When using put in HBase, notice:
AutoFlush
AutoFlush meets the request of real time, and you can immediately see the row after it is added into the table. But when performing a lot of Puts, make sure that setAutoFlush is set to false on your HTable instance. Otherwise, the Puts will be sent one at a time to the RegionServer. If autoFlush = false, these messages are not sent until the write-buffer is filled, so it can reduce the number of client RPC calls. To explicitly flush the messages, call flushCommits. Calling close on the HTable instance will invoke flushCommits.
WAL on Puts
WAL means Write Ahead Log. Turning this off means that the RegionServer will not write the Put to the Write Ahead Log, only into the memstore and it will improve the performance. HOWEVER turn it off is not recommended because if there is a RegionServer failure there will be data loss.
When using scan in HBase, notice:
Scan Attribute Selection
Whenever a Scan is used to process large numbers of rows, be aware of which attributes are selected.
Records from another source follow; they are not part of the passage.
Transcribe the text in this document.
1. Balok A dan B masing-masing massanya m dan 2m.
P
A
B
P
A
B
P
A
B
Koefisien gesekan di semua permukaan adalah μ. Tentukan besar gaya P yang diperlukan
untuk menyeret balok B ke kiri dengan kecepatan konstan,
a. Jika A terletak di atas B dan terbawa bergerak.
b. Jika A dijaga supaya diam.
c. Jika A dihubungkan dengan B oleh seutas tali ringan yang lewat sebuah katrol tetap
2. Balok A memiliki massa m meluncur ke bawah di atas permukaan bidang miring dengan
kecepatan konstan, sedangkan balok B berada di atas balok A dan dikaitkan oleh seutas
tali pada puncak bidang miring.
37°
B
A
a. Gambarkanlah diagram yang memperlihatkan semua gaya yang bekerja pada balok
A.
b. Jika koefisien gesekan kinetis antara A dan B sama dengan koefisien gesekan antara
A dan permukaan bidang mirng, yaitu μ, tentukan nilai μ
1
Call the scan.addFamily to appoint the specific column values you want rather than get the entire row, because attribute over-selection is a non-trivial performance penalty over large datasets.
Scan Caching
When peforming a large number of Scans, make sure that the input Scan instance has setCaching set to something greater than the default (which is 1). Setting this value to 500, for example, will transfer 500 rows at a time to the client to be processed. There is a cost/benefit to have the cache value be large because it costs more in memory for both client and RegionServer, so bigger isn't always better.
HBase can be both the input and output of a Map Reduce Job. In the perf-log project, we use HBase as the output of the MR job and it is best to obey the following rules:
Get one HTable instance
There is a cost instantiating an HTable, so if you do this for each insert, you may have a negative impact on performance. Hence our setup of HTable in the configure() step.
Skip the Reducer if possible
When writing a lot of data to an HBase table from a MR job and specifically where Puts are being emitted from the Mapper, skip the Reducer step. When a Reducer step is used, all of the output (Puts) from the Mapper will get spooled to disk, then sorted/shuffled to other Reducers that will most likely be off-node. It's far more efficient to just write directly to HBase.